Уголок его губ нервно дернулся, но он промолчал – только потянулся к ее пальцам у себя на плече, но так и не коснулся. Ника нахмурилась. Неужели она все-таки обидела его?

– Прости, если… Сначала говорю, потом думаю… я… Короче. Может, пойдем напьемся?



Паб, в который отвел ее Домор, находился в шаговой доступности от кампуса, на береговой линии. Не такой утонченно-стилизованный, как заведение Де Мончика, но не лишенный собственного шарма и явно созданный почитателями анатомических наук: скелеты с плафонами в руках, посуда в форме человеческих сердец, пивные бокалы-колбы и прочие мелочи, будто позаимствованные с химико-биологического факультета; множество барных стоек, оплетенных витиеватыми растениями, высокие стулья без спинок и подвесные фонари, светившие желтым.
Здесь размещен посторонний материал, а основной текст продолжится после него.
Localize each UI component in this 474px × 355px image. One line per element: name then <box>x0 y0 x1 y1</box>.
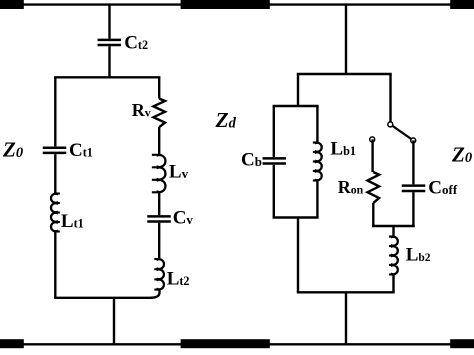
svg-text:Lb2: Lb2 <box>406 245 431 266</box>
svg-text:Cb: Cb <box>241 150 262 171</box>
svg-text:Z0: Z0 <box>451 143 472 167</box>
svg-text:Cv: Cv <box>173 207 194 228</box>
svg-text:Z0: Z0 <box>2 138 23 162</box>
svg-text:Lv: Lv <box>169 162 189 183</box>
svg-text:Lb1: Lb1 <box>330 138 356 159</box>
svg-text:Ct2: Ct2 <box>124 32 148 53</box>
svg-text:Ron: Ron <box>338 177 364 197</box>
svg-text:Lt1: Lt1 <box>61 211 84 232</box>
svg-text:Ct1: Ct1 <box>69 140 93 161</box>
svg-text:Rv: Rv <box>132 100 151 120</box>
svg-text:Zd: Zd <box>215 108 237 132</box>
svg-text:Coff: Coff <box>428 178 458 199</box>
svg-text:Lt2: Lt2 <box>167 269 190 290</box>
Поначалу Ника обрадовалась, что здесь было мало народу – так, пара студентов-прогульщиков да персонал; но Домор заверил, что вскоре занятия закончатся и в баре будет не протолкнуться. Как-никак пятница.

– Но ты не переживай. Когда здесь станет многолюдно и начнутся танцы, свет приглушат, и тебя точно никто не узнает.

– А ты откуда знаешь, что здесь будет дальше?

– Пару лет назад мы с Фернусоном часто наведывались сюда, когда возвращались из Шейфиля в замок. – Домор подтолкнул к ней бутылочку пива и откупорил свою. – Помнишь вольный танец у Де Мона? Ну вот. А здесь танцуют джигу в хороводе. Давай, – Домор чокнулся с ней горлышком бутылки и сделал глоток. – Обязательно станцуй, тебе понравится.

– Ну не-ет, джига – это слишком. Я больше по классической школе, да и то уже ничего не умею. – Поймав вопросительный взгляд Домора, она добавила: – Балет. Много-много-много лет балета.

– А-а, теперь все ясно. – Ника вскинула бровь, и Домор улыбнулся, внезапно заинтересовавшись этикеткой на бутылке. – Церемония титулования. Я… кхм… несколько удивился. Видела бы ты себя со стороны – как шла к постаменту. До того дня и не думал, сколько в тебе грации. Это… хм… это завораживает.

Щеки вспыхнули, и Ника поспешила сделать глоток.

– Фернусон еще месяц подначивал меня, стоило тебе оказаться рядом: мол, малыш, не забывай дышать.

– Он клоун, – буркнула она, скосив взгляд на Домора: мужчина сидел как ни в чем не бывало; и Ника, смущенная до корней волос, удивилась, как просто ему даются подобные разговоры. Ей вот уже несколько дней не хватает смелости сказать ему, какой он для нее красивый, хотя, казалось бы, ну что в этом такого…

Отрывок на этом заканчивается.